With that she wrenched herself free. "No, no!" she cried in a passion of protest. "It isn't so! It's not true! I have refused him. You know my story, Hal! You know how it is with me!
"I can never marry any man but one. I told him so, but he wouldn't believe it. And then he cried and I kissed him. You tell him that I can never marry him. Tell him everything."
Kneedrock's lip curled in a cynical half-smile.
"It's not my story to tell," was his retort. "I don't understand it. I never do understand love-stories. It's quite enough for me to go about alone without any love-story of my own and come suddenly upon broken-hearted people like yourselves."
Carleigh was deepest crimson. "You might spare Mrs. Darling at all events," he said haughtily.
Kneedrock glanced at him indifferently. "I'm not being rough with any one," he returned. "I haven't any faith in human nature, so stiles never give me shocks."

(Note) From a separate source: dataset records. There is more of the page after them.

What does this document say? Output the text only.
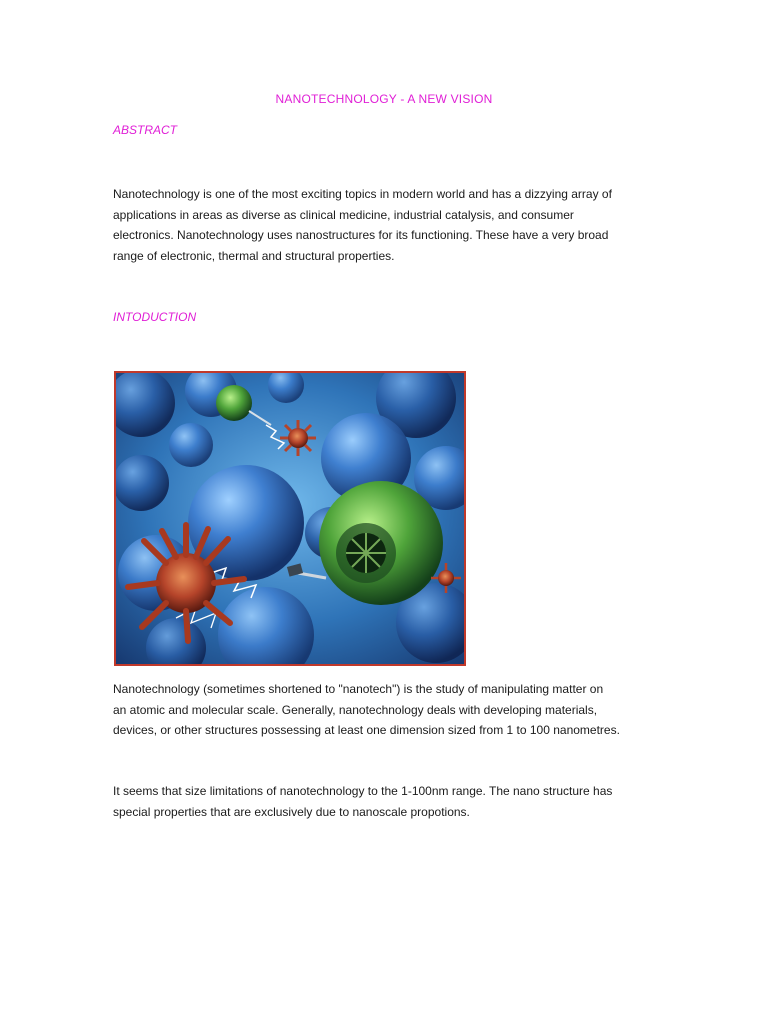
NANOTECHNOLOGY - A NEW VISION
ABSTRACT
Nanotechnology is one of the most exciting topics in modern world and has a dizzying array of
applications in areas as diverse as clinical medicine, industrial catalysis, and consumer
electronics. Nanotechnology uses nanostructures for its functioning. These have a very broad
range of electronic, thermal and structural properties.
INTODUCTION
Nanotechnology (sometimes shortened to "nanotech") is the study of manipulating matter on
an atomic and molecular scale. Generally, nanotechnology deals with developing materials,
devices, or other structures possessing at least one dimension sized from 1 to 100 nanometres.
It seems that size limitations of nanotechnology to the 1-100nm range. The nano structure has
special properties that are exclusively due to nanoscale propotions.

He paused a brief moment and looked over their heads at the gray sky. Neither of them spoke.
"I say," he added suddenly. "Do you know it's long past three? You'll both be jolly late for tea unless you make haste. I'm off." And he was gone.
"I wonder what will happen next," Nina hazarded as she watched Nibbetts disappear over the crest of the hill. Then she turned to Carleigh with a most enticing smile.
"Well, as we know one another pretty well now, perhaps you had better take me in your arms and kiss me very nicely once more, for it is quite possible we may never have another chance."